Gagasan Terbaru Tanto, Perasaan Seniman Dijadikan Museum Lima Gunung
Diresmikan pada Selasa (5/2/2019), Museum Lima Gunung, museum seni yang berlokasi di Studio Mendut, Kecamatan Mungkid, Kabupaten Magelang, Jawa Tengah, tidak memiliki katalog. Tidak ada catatan yang memuat data lengkap tentang jumlah dan nama setiap koleksi yang ditampilkan.
Tidak ada pula keterangan yang ditempel untuk menandai setiap benda yang dipajang. Yang ada hanyalah energi membuncah dari si penggagas museum, Sutanto Mendut. Dia fasih bercerita tentang karya seni yang dipajang berikut sejarah seni dan muatan rasa para seniman, yang ada di dalamnya.

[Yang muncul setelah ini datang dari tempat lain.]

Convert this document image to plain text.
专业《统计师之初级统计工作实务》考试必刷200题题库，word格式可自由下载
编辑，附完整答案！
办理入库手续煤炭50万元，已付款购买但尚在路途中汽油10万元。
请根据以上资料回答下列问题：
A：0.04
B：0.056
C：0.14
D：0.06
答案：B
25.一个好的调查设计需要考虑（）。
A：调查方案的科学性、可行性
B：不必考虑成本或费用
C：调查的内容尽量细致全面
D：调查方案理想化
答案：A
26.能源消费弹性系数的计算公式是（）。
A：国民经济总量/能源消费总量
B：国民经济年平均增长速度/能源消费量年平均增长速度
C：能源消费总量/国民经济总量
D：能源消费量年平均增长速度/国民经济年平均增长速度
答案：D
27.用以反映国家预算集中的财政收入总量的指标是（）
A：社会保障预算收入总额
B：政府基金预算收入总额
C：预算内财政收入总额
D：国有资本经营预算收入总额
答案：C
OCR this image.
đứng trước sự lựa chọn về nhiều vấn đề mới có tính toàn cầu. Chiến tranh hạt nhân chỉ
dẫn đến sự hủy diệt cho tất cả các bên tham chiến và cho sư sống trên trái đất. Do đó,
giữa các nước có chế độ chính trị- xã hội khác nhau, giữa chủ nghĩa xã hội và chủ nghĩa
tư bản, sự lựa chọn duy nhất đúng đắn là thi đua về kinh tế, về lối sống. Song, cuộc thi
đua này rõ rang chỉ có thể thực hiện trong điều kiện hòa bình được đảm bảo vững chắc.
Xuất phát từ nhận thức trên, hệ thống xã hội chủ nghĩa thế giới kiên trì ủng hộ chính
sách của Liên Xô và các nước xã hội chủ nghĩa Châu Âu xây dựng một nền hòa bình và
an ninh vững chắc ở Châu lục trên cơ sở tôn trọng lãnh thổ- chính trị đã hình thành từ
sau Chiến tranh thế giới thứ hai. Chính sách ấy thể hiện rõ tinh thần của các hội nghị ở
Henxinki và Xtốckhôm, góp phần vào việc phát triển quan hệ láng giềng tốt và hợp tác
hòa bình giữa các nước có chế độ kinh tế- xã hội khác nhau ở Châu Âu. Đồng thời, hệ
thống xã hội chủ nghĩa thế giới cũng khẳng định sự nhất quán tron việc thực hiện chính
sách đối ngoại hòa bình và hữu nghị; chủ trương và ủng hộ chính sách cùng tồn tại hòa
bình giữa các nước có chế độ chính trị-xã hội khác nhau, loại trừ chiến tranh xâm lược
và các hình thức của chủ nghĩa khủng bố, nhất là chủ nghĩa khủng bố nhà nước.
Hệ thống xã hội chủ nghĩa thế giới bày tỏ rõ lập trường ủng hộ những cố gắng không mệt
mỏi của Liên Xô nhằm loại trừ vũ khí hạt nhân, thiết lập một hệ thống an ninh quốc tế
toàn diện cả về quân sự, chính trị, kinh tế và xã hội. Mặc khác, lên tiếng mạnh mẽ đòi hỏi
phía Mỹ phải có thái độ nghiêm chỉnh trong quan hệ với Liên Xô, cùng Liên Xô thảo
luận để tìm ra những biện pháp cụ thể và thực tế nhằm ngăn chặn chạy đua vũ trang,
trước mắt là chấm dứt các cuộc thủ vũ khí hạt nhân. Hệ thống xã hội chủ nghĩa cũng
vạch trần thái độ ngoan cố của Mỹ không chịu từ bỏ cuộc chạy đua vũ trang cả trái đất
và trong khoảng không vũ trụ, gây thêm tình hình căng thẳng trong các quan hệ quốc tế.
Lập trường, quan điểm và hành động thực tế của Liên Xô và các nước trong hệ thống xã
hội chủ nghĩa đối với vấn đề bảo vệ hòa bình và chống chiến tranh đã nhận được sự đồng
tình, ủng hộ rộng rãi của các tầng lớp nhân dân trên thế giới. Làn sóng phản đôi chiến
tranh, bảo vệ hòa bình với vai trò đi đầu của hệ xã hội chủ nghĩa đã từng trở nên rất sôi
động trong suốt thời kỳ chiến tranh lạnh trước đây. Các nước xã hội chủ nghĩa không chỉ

Tak ada angka yang pasti, tetapi dengan melihat demikian banyak benda yang dipajang—ditambah sebagian yang masih tersimpan dalam peti—jumlah koleksi diperkirakan mencapai ribuan. Sebagian di antaranya koleksi Sutanto yang berasal dari seniman di sejumlah daerah. Tentu saja, sebagian lagi karya para seniman yang tergabung dalam Komunitas Lima Gunung (KLG). Komunitas yang berdiri sejak 2002 ini beranggotakan para seniman yang berasal dari kawasan lereng lima gunung yang ada di Kabupaten Magelang, yaitu Gunung Merapi, Merbabu, Sumbing, Andong, dan perbukitan Menoreh.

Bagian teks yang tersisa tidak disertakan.